In this particular case the question might be recast as follows.
A bat and a ball cost $1.10 in total. The bat costs $1 more than the ball, meaning that when you take the cost of the ball away from the cost of the bat you are left with exactly $1. How much does the ball cost?
Even the extra explanation might not do the trick, because the usual subtraction sum is uppermost in people’s mind, but they are not being irrational when they make the mistake. They fall for a trick, but they can learn the trick if they have to, or if it seems likely to be useful in the future. In my view the real world implications of this finding are almost zero, other than to highly how some subtleties and ambiguities lead us astray (and are best avoided in standard examinations).
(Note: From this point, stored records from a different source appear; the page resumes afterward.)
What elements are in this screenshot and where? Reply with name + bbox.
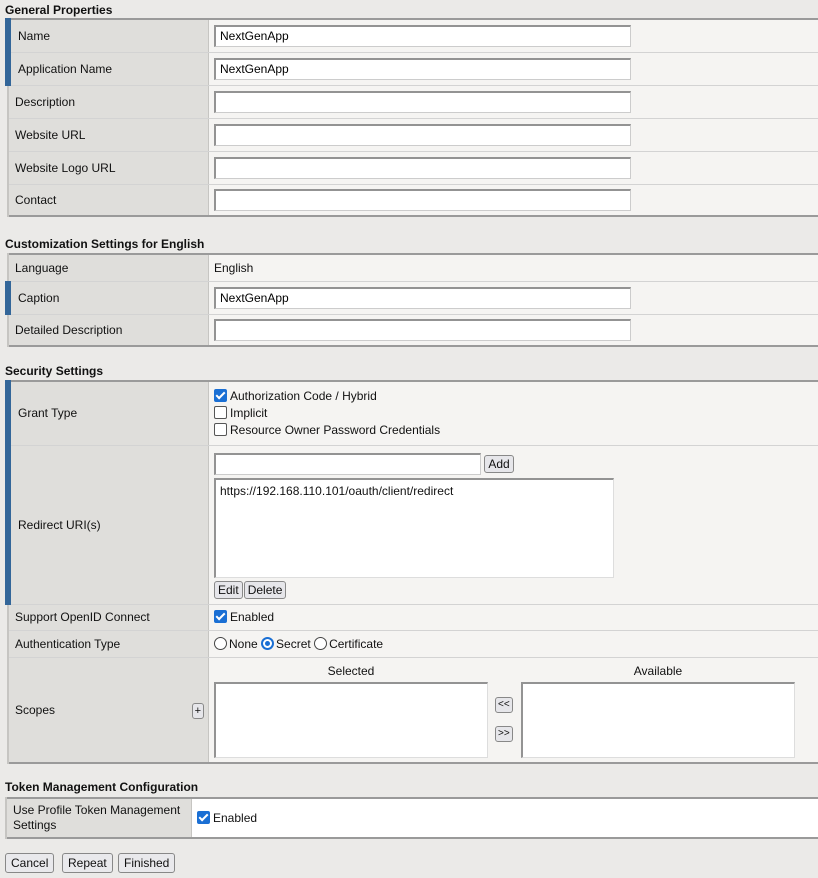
move-right-button[interactable]: >> (495, 725, 513, 742)
website-url-row: Website URL (7, 118, 818, 152)
token-management-title: Token Management Configuration (5, 780, 199, 794)
checkbox-unchecked-icon[interactable] (214, 422, 227, 436)
add-scope-button[interactable]: + (191, 702, 204, 719)
checkbox-checked-icon[interactable] (214, 388, 227, 402)
detailed-description-label: Detailed Description (7, 314, 209, 346)
caption-label: Caption (5, 281, 209, 315)
radio-selected-icon[interactable] (261, 636, 275, 650)
name-label: Name (5, 19, 209, 53)
redirect-uri-item[interactable]: https://192.168.110.101/oauth/client/red… (220, 484, 609, 498)
website-logo-url-row: Website Logo URL (7, 151, 818, 185)
available-scopes-header: Available (633, 663, 683, 678)
description-input[interactable] (214, 90, 631, 113)
auth-type-secret-radio[interactable]: Secret (261, 636, 311, 651)
authentication-type-row: Authentication Type None Secret Certific… (7, 630, 818, 658)
language-label: Language (7, 254, 209, 282)
add-redirect-button[interactable]: Add (484, 455, 514, 473)
grant-type-row: Grant Type Authorization Code / Hybrid I… (5, 381, 818, 446)
application-name-label: Application Name (5, 52, 209, 86)
cancel-button[interactable]: Cancel (5, 853, 55, 873)
authentication-type-label: Authentication Type (7, 630, 209, 658)
language-row: Language English (7, 254, 818, 282)
website-url-input[interactable] (214, 123, 631, 146)
checkbox-checked-icon[interactable] (197, 811, 210, 824)
move-left-button[interactable]: << (495, 696, 513, 713)
redirect-uris-label: Redirect URI(s) (5, 445, 209, 605)
name-input[interactable] (214, 24, 631, 47)
openid-enabled-checkbox[interactable]: Enabled (214, 610, 274, 624)
website-logo-url-input[interactable] (214, 156, 631, 179)
use-profile-token-label: Use Profile Token Management Settings (5, 798, 192, 838)
grant-type-implicit[interactable]: Implicit (214, 405, 818, 422)
customization-title: Customization Settings for English (5, 237, 205, 251)
radio-unselected-icon[interactable] (314, 636, 328, 650)
checkbox-unchecked-icon[interactable] (214, 405, 227, 419)
token-enabled-checkbox[interactable]: Enabled (197, 811, 257, 825)
scopes-row: Scopes + Selected << >> Available (7, 657, 818, 763)
contact-input[interactable] (214, 188, 631, 211)
website-url-label: Website URL (7, 118, 209, 152)
security-settings-table: Grant Type Authorization Code / Hybrid I… (5, 380, 818, 764)
language-value: English (208, 254, 818, 282)
security-settings-title: Security Settings (5, 364, 104, 378)
auth-type-none-radio[interactable]: None (214, 636, 258, 651)
application-name-input[interactable] (214, 57, 631, 80)
checkbox-checked-icon[interactable] (214, 610, 227, 623)
detailed-description-input[interactable] (214, 318, 631, 341)
website-logo-url-label: Website Logo URL (7, 151, 209, 185)
redirect-uri-input[interactable] (214, 452, 481, 475)
support-openid-row: Support OpenID Connect Enabled (7, 604, 818, 631)
selected-scopes-header: Selected (327, 663, 375, 678)
name-row: Name (5, 19, 818, 53)
selected-scopes-list[interactable] (214, 681, 488, 758)
grant-type-resource-owner[interactable]: Resource Owner Password Credentials (214, 422, 818, 439)
available-scopes-list[interactable] (521, 681, 795, 758)
redirect-uris-list[interactable]: https://192.168.110.101/oauth/client/red… (214, 477, 614, 578)
grant-type-label: Grant Type (5, 381, 209, 446)
description-label: Description (7, 85, 209, 119)
caption-input[interactable] (214, 286, 631, 309)
grant-type-authorization-code[interactable]: Authorization Code / Hybrid (214, 388, 818, 405)
edit-redirect-button[interactable]: Edit (214, 580, 243, 599)
redirect-uris-row: Redirect URI(s) Add https://192.168.110.… (5, 445, 818, 605)
finished-button[interactable]: Finished (118, 853, 176, 873)
general-properties-table: Name Application Name Description Websit… (5, 18, 818, 217)
support-openid-label: Support OpenID Connect (7, 604, 209, 631)
description-row: Description (7, 85, 818, 119)
caption-row: Caption (5, 281, 818, 315)
contact-label: Contact (7, 184, 209, 216)
use-profile-token-row: Use Profile Token Management Settings En… (5, 798, 818, 838)
contact-row: Contact (7, 184, 818, 216)
customization-table: Language English Caption Detailed Descri… (5, 253, 818, 347)
token-management-table: Use Profile Token Management Settings En… (5, 797, 818, 839)
scopes-label: Scopes (15, 702, 56, 717)
repeat-button[interactable]: Repeat (62, 853, 113, 873)
application-name-row: Application Name (5, 52, 818, 86)
auth-type-certificate-radio[interactable]: Certificate (314, 636, 383, 651)
radio-unselected-icon[interactable] (214, 636, 227, 650)
general-properties-title: General Properties (5, 3, 113, 17)
delete-redirect-button[interactable]: Delete (243, 580, 287, 599)
detailed-description-row: Detailed Description (7, 314, 818, 346)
As a sideline, if an aircraft cockpit contains similar ambiguities, they can be lethal, and must be removed for safety reasons.
Similarly, as already discussed Dawes base rate problem disappears when you use natural frequencies. Gigerenzer likened it to being confused about the colour of a car seen under sodium floodlights at night in a car park . In the day time the usual colours were visible again. Strange problem formats (mathematical notation, symbolic logic notation, percentages which include decimal points, decimal points with many zeros, relative versus absolute risks, complicated visual displays in aeroplane cockpits, poorly set out controls in cars) impose an additional load on understanding. Most respondents take a short cut. As a rule of thumb, if you need lots of special training to operate a system, it is badly designed for humans.
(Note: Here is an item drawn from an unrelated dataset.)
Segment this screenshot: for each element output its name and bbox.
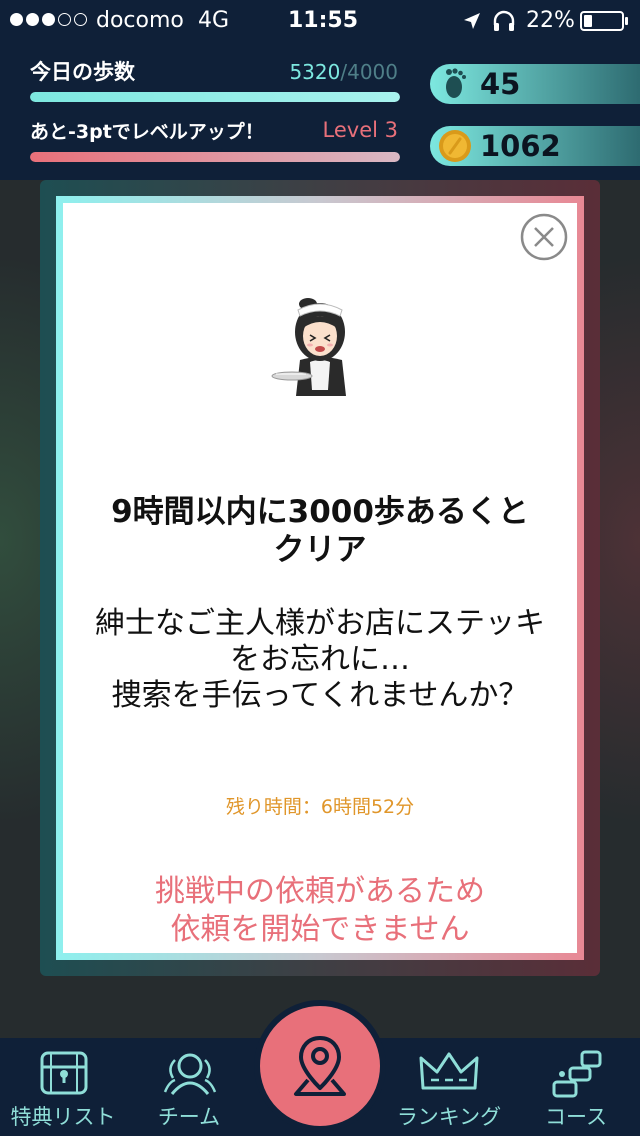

The Stanovich and West test of rationality has yet to be constructed, let alone tested on the general population. To show that the test was worth giving it would be necessary to measure what additional benefits it provides over and above Testing As Usual. If the resultant Rationality Quotient proves to be very powerful in predicting human futures, then it can take over the lead position from intelligence testing. What is interesting to me is how much mileage they are getting out of attacking intelligence testing for “what it misses”. All they have done is compared SAT scores with replications of some rationality tests. Described more modestly, I would be on their side, and interested in the results of their replications. They distinguish between the results on different tests, which provides a version of an item analysis. However, they do not show that some tests are better predictors of real life achievements than the SAT scores reported by their university students. And, once again, university students are not the only people in the world, nor are they representative of the mental abilities of the general population. Stanovich and West’s rationality test seems to be a case of premature self-congratulation.
What can one say about a test which has yet to be created, tested, published and compared with established measures of mental ability? Frankly, it would be premature to say anything except: Good luck.